I’ve heard similar stories from cancer patients, from those who are financially destitute and from people who have suffered in other ways. I don’t think God causes these difficult events of life. I don’t believe the unexplainable and unexpected pain of life is a barometer of God’s favor.

What I know is that my faith has to be like the roots of a tree, firm and grounded in the heart of Christ. Seasons change, storms blow hard and break us open, sun shines and life takes fortunate turns. I’m no less blessed in the storms than I am in the sunshine.  It is not the presents of God that bless me, but the presence of God. To be content with who God is—that is a blessing for me and a blessing for God.

Tuesday, July 5, 2016


This morning at Vineville UMC in our morning prayer service using Common Prayer: A Liturgy for Ordinary Radicals, a proverb quoted by John Perkins was included in the liturgy. You’ll see it in the photo. 

It’s a good challenge for anyone in a leadership role, and for a leader who claims to follow Christ, such leadership shows love and respect for the people one is leading.

This way of leading recognizes that patience and listening are important, and that offering one’s best work involves much preparation, consideration of existing conditions, and grace.
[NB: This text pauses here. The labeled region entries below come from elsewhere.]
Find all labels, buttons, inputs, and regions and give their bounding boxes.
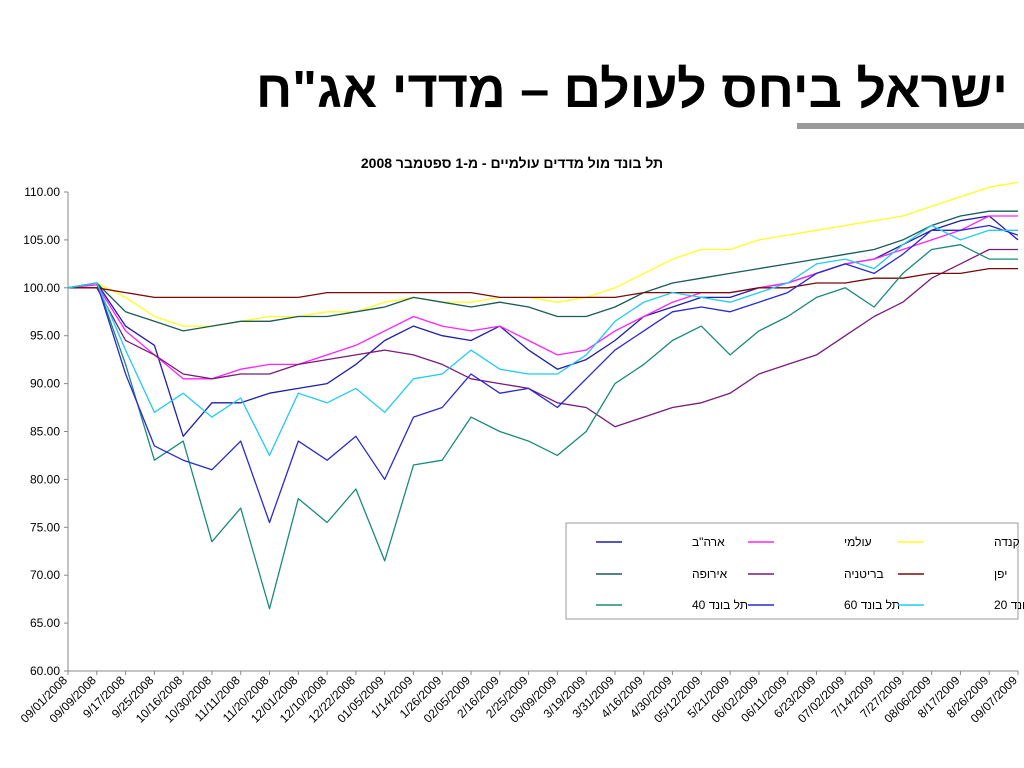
y-tick-label: 60.00 — [30, 664, 60, 678]
legend-label: קנדה — [994, 535, 1020, 549]
chart-title: תל בונד מול מדדים עולמיים - מ-1 ספטמבר 2… — [360, 155, 664, 171]
legend-label: ארה"ב — [692, 535, 725, 549]
legend-label: תל בונד 60 — [844, 598, 900, 612]
legend-label: יפן — [994, 567, 1007, 581]
legend: ארה"ב עולמי קנדה אירופה בריטניה יפן תל בונד 40… — [565, 522, 1024, 620]
y-tick-label: 110.00 — [24, 185, 60, 199]
y-tick-label: 95.00 — [30, 329, 60, 343]
y-tick-label: 100.00 — [23, 281, 60, 295]
legend-label: אירופה — [692, 567, 728, 581]
y-tick-label: 75.00 — [30, 520, 60, 534]
x-axis: 09/01/200809/09/20089/17/20089/25/200810… — [18, 670, 1020, 726]
y-axis: 110.00 105.00 100.00 95.00 90.00 85.00 80.00 75… — [23, 185, 69, 678]
y-tick-label: 65.00 — [30, 616, 60, 630]
series-line-8 — [67, 224, 1018, 457]
series-line-5 — [68, 267, 1018, 299]
title-divider — [797, 123, 1024, 129]
y-tick-label: 70.00 — [30, 568, 60, 582]
legend-label: עולמי — [844, 535, 872, 549]
series-line-3 — [67, 210, 1018, 332]
series-line-1 — [67, 215, 1018, 380]
slide-title: ישראל ביחס לעולם – מדדי אג"ח — [255, 61, 1008, 119]
series-line-4 — [68, 248, 1018, 428]
series-line-7 — [67, 224, 1019, 524]
plot-area — [67, 181, 1019, 610]
series-line-6 — [67, 244, 1018, 610]
legend-label: תל בונד 20 — [994, 598, 1024, 612]
legend-box — [565, 522, 1019, 620]
y-tick-label: 105.00 — [23, 233, 60, 247]
legend-label: בריטניה — [844, 567, 884, 581]
y-tick-label: 80.00 — [30, 472, 60, 486]
y-tick-label: 90.00 — [30, 377, 60, 391]
legend-label: תל בונד 40 — [692, 598, 748, 612]
y-tick-label: 85.00 — [30, 425, 60, 439]
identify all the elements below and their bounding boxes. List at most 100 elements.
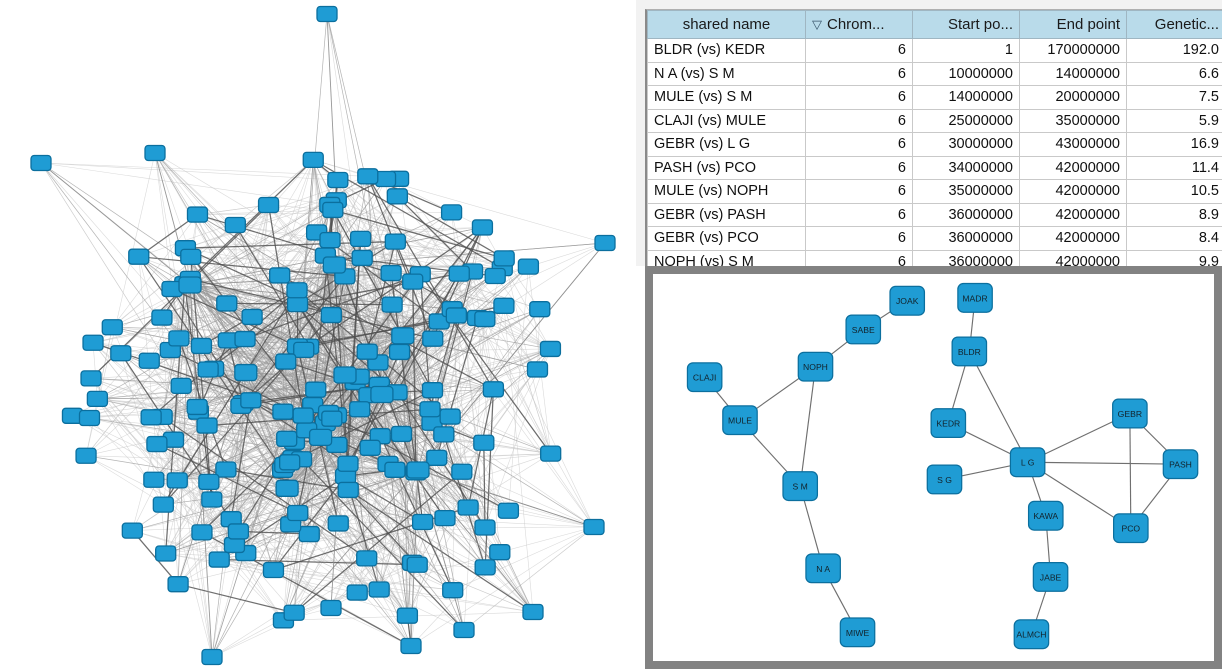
cell-shared_name[interactable]: NOPH (vs) S M <box>647 249 806 266</box>
graph-node[interactable]: MADR <box>957 282 993 313</box>
graph-edge[interactable] <box>410 567 486 647</box>
graph-node[interactable] <box>439 408 461 425</box>
node-shape[interactable] <box>346 584 368 601</box>
graph-edge[interactable] <box>528 266 551 454</box>
node-shape[interactable] <box>319 231 341 249</box>
node-shape[interactable] <box>451 463 473 480</box>
node-shape[interactable] <box>482 381 505 398</box>
graph-edge[interactable] <box>334 264 433 391</box>
graph-edge[interactable] <box>366 281 413 352</box>
graph-edge[interactable] <box>381 308 540 395</box>
graph-edge[interactable] <box>178 264 335 339</box>
node-shape[interactable] <box>396 607 419 624</box>
graph-edge[interactable] <box>334 242 606 266</box>
graph-edge[interactable] <box>407 348 551 616</box>
graph-edge[interactable] <box>244 273 421 340</box>
node-shape[interactable] <box>82 334 104 351</box>
node-shape[interactable] <box>302 151 324 169</box>
graph-node[interactable] <box>240 392 262 409</box>
node-shape[interactable] <box>473 434 495 451</box>
node-shape[interactable] <box>381 296 403 313</box>
node-shape[interactable] <box>797 351 834 382</box>
graph-node[interactable] <box>223 536 246 554</box>
node-shape[interactable] <box>421 382 444 399</box>
cell-end_point[interactable]: 170000000 <box>1019 38 1127 63</box>
graph-node[interactable] <box>198 473 220 490</box>
graph-edge[interactable] <box>484 526 595 528</box>
node-shape[interactable] <box>540 445 562 462</box>
cell-end_point[interactable]: 42000000 <box>1019 202 1127 227</box>
table-row[interactable]: GEBR (vs) PCO 6 36000000 42000000 8.4 <box>647 226 1222 251</box>
graph-edge[interactable] <box>293 469 419 613</box>
graph-edge[interactable] <box>499 526 595 553</box>
node-shape[interactable] <box>216 295 238 312</box>
node-shape[interactable] <box>839 617 876 648</box>
node-shape[interactable] <box>215 461 237 478</box>
node-shape[interactable] <box>926 464 963 495</box>
node-shape[interactable] <box>411 513 434 531</box>
node-shape[interactable] <box>453 621 475 639</box>
graph-node[interactable] <box>484 267 506 285</box>
graph-edge[interactable] <box>297 303 446 519</box>
graph-edge[interactable] <box>161 159 314 418</box>
cell-start_point[interactable]: 35000000 <box>912 179 1020 204</box>
graph-edge[interactable] <box>968 351 1029 463</box>
node-shape[interactable] <box>493 297 515 314</box>
graph-node[interactable]: S G <box>926 464 963 495</box>
node-shape[interactable] <box>422 330 444 347</box>
cell-start_point[interactable]: 36000000 <box>912 226 1020 251</box>
graph-node[interactable]: ALMCH <box>1013 619 1050 650</box>
table-row[interactable]: NOPH (vs) S M 6 36000000 42000000 9.9 <box>647 249 1222 266</box>
graph-edge[interactable] <box>285 226 483 363</box>
graph-node[interactable] <box>594 234 616 252</box>
graph-edge[interactable] <box>449 416 486 568</box>
graph-edge[interactable] <box>267 204 304 416</box>
graph-edge[interactable] <box>313 159 606 244</box>
cell-end_point[interactable]: 42000000 <box>1019 249 1127 266</box>
node-shape[interactable] <box>384 233 406 250</box>
graph-node[interactable] <box>197 361 219 378</box>
graph-edge[interactable] <box>1129 413 1132 529</box>
graph-node[interactable] <box>451 463 473 480</box>
graph-edge[interactable] <box>40 162 338 181</box>
graph-edge[interactable] <box>72 415 178 481</box>
node-shape[interactable] <box>146 435 168 453</box>
node-shape[interactable] <box>539 340 562 358</box>
graph-node[interactable] <box>80 370 102 387</box>
node-shape[interactable] <box>208 551 230 568</box>
node-shape[interactable] <box>190 337 213 355</box>
graph-edge[interactable] <box>154 152 326 256</box>
node-shape[interactable] <box>434 510 456 527</box>
node-shape[interactable] <box>471 219 494 236</box>
node-shape[interactable] <box>1162 449 1199 480</box>
graph-node[interactable] <box>327 171 349 189</box>
graph-edge[interactable] <box>171 288 298 347</box>
graph-edge[interactable] <box>452 526 595 591</box>
node-shape[interactable] <box>442 582 464 599</box>
node-shape[interactable] <box>168 330 190 347</box>
graph-edge[interactable] <box>90 378 203 533</box>
node-shape[interactable] <box>316 5 338 23</box>
graph-edge[interactable] <box>85 345 202 456</box>
table-row[interactable]: BLDR (vs) KEDR 6 1 170000000 192.0 <box>647 38 1222 63</box>
graph-edge[interactable] <box>417 469 465 631</box>
graph-edge[interactable] <box>231 518 380 590</box>
graph-node[interactable]: L G <box>1009 447 1046 478</box>
graph-node[interactable] <box>402 273 424 290</box>
node-shape[interactable] <box>283 604 305 621</box>
graph-node[interactable] <box>448 265 470 282</box>
graph-edge[interactable] <box>184 284 213 500</box>
graph-node[interactable]: KEDR <box>930 408 967 439</box>
node-shape[interactable] <box>287 504 309 522</box>
node-shape[interactable] <box>440 204 463 221</box>
node-shape[interactable] <box>198 473 220 490</box>
graph-node[interactable] <box>434 510 456 527</box>
graph-edge[interactable] <box>286 348 551 489</box>
node-shape[interactable] <box>78 409 101 427</box>
node-shape[interactable] <box>144 144 166 162</box>
graph-edge[interactable] <box>313 159 551 350</box>
graph-edge[interactable] <box>138 256 345 278</box>
node-shape[interactable] <box>782 471 819 502</box>
graph-node[interactable] <box>293 341 315 359</box>
cell-start_point[interactable]: 34000000 <box>912 155 1020 180</box>
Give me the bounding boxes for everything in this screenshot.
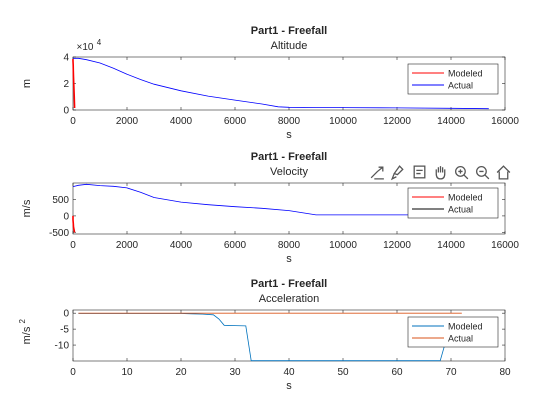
legend-box: [407, 316, 499, 348]
y-axis-label: m/s: [21, 326, 33, 344]
x-axis-label: s: [286, 253, 292, 265]
x-tick-label: 40: [283, 367, 295, 378]
x-tick-label: 6000: [224, 240, 247, 251]
chart-subtitle: Altitude: [271, 40, 308, 52]
axes-toolbar: [367, 160, 513, 184]
x-tick-label: 12000: [383, 116, 411, 127]
x-tick-label: 20: [175, 367, 187, 378]
x-tick-label: 6000: [224, 116, 247, 127]
y-tick-label: 2: [63, 79, 69, 90]
y-tick-label: 0: [63, 106, 69, 117]
x-tick-label: 8000: [278, 116, 301, 127]
legend-label: Actual: [448, 81, 473, 91]
x-tick-label: 16000: [491, 240, 519, 251]
y-tick-label: 4: [63, 53, 69, 64]
x-tick-label: 14000: [437, 116, 465, 127]
chart-2: [72, 309, 506, 362]
x-tick-label: 0: [70, 240, 76, 251]
legend-label: Actual: [448, 205, 473, 215]
y-axis-label: m/s: [21, 199, 33, 217]
home-icon[interactable]: [493, 162, 513, 182]
y-tick-label: -500: [49, 228, 69, 239]
y-axis-label-superscript: 2: [18, 319, 27, 324]
x-axis-label: s: [286, 129, 292, 141]
y-tick-label: -10: [55, 341, 70, 352]
x-axis-label: s: [286, 380, 292, 392]
legend-label: Modeled: [448, 322, 483, 332]
y-tick-label: 500: [52, 195, 69, 206]
chart-subtitle: Velocity: [270, 166, 308, 178]
x-tick-label: 30: [229, 367, 241, 378]
series-line-0: [72, 215, 76, 233]
chart-title: Part1 - Freefall: [251, 151, 327, 163]
y-tick-label: 0: [63, 211, 69, 222]
x-tick-label: 14000: [437, 240, 465, 251]
brush-icon[interactable]: [388, 162, 408, 182]
y-tick-label: -5: [60, 325, 69, 336]
series-line-2: [72, 183, 489, 216]
x-tick-label: 0: [70, 116, 76, 127]
x-tick-label: 2000: [116, 116, 139, 127]
chart-0: [72, 56, 506, 111]
x-tick-label: 0: [70, 367, 76, 378]
zoom-in-icon[interactable]: [451, 162, 471, 182]
y-exponent: 4: [97, 38, 102, 47]
legend-label: Modeled: [448, 193, 483, 203]
data-tip-icon[interactable]: [409, 162, 429, 182]
x-tick-label: 50: [337, 367, 349, 378]
legend-label: Modeled: [448, 69, 483, 79]
legend-box: [407, 187, 499, 219]
x-tick-label: 4000: [170, 116, 193, 127]
chart-title: Part1 - Freefall: [251, 278, 327, 290]
x-tick-label: 10: [121, 367, 133, 378]
y-exponent-label: ×10: [77, 42, 94, 53]
x-tick-label: 70: [445, 367, 457, 378]
x-tick-label: 10000: [329, 116, 357, 127]
pan-hand-icon[interactable]: [430, 162, 450, 182]
x-tick-label: 16000: [491, 116, 519, 127]
y-tick-label: 0: [63, 309, 69, 320]
legend-label: Actual: [448, 334, 473, 344]
y-axis-label: m: [21, 79, 33, 88]
legend-box: [407, 63, 499, 95]
x-tick-label: 60: [391, 367, 403, 378]
zoom-out-icon[interactable]: [472, 162, 492, 182]
chart-subtitle: Acceleration: [259, 293, 320, 305]
x-tick-label: 12000: [383, 240, 411, 251]
x-tick-label: 10000: [329, 240, 357, 251]
series-line-0: [72, 59, 76, 109]
x-tick-label: 4000: [170, 240, 193, 251]
export-icon[interactable]: [367, 162, 387, 182]
chart-title: Part1 - Freefall: [251, 25, 327, 37]
x-tick-label: 8000: [278, 240, 301, 251]
series-line-1: [73, 57, 489, 110]
chart-1: [72, 182, 506, 235]
x-tick-label: 2000: [116, 240, 139, 251]
x-tick-label: 80: [499, 367, 511, 378]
It also involves an absence of ego, especially as to concern about who gets the credit or who leaves the legacy. In building on what already exists, in listening to and learning from others, a leader shows humility, respect for others and gratitude for the gifts and abilities of those who have given years of faithful service to a community.

I have seen leaders who lead with forbearance and humility and I’ve seen leaders who scorch the earth as they aggressively pursue their agendas. There are leaders who lead by demanding respect and leaders who gain the respect of others because they are not above doing whatever is needed, even the most menial task. Love, not accolades, motivates their service.

When I think about humble leadership, I think of how Paul exhorts the Philippians to model their lives after that of Jesus: who, though he was in the form of God, did not regard equality with God as something to be exploited, but emptied himself, taking the form of a slave, being born in human likeness. And being found in human form, he humbled himself and became obedient to the point of death—even death on a cross. (Philippians 2:6-8)

Particularly in the Church, we need leaders who lead with love and humility, who listen and learn. And all of us, leaders or not, are challenged to follow the example of Jesus, not claiming special privilege, but serving with love and grace.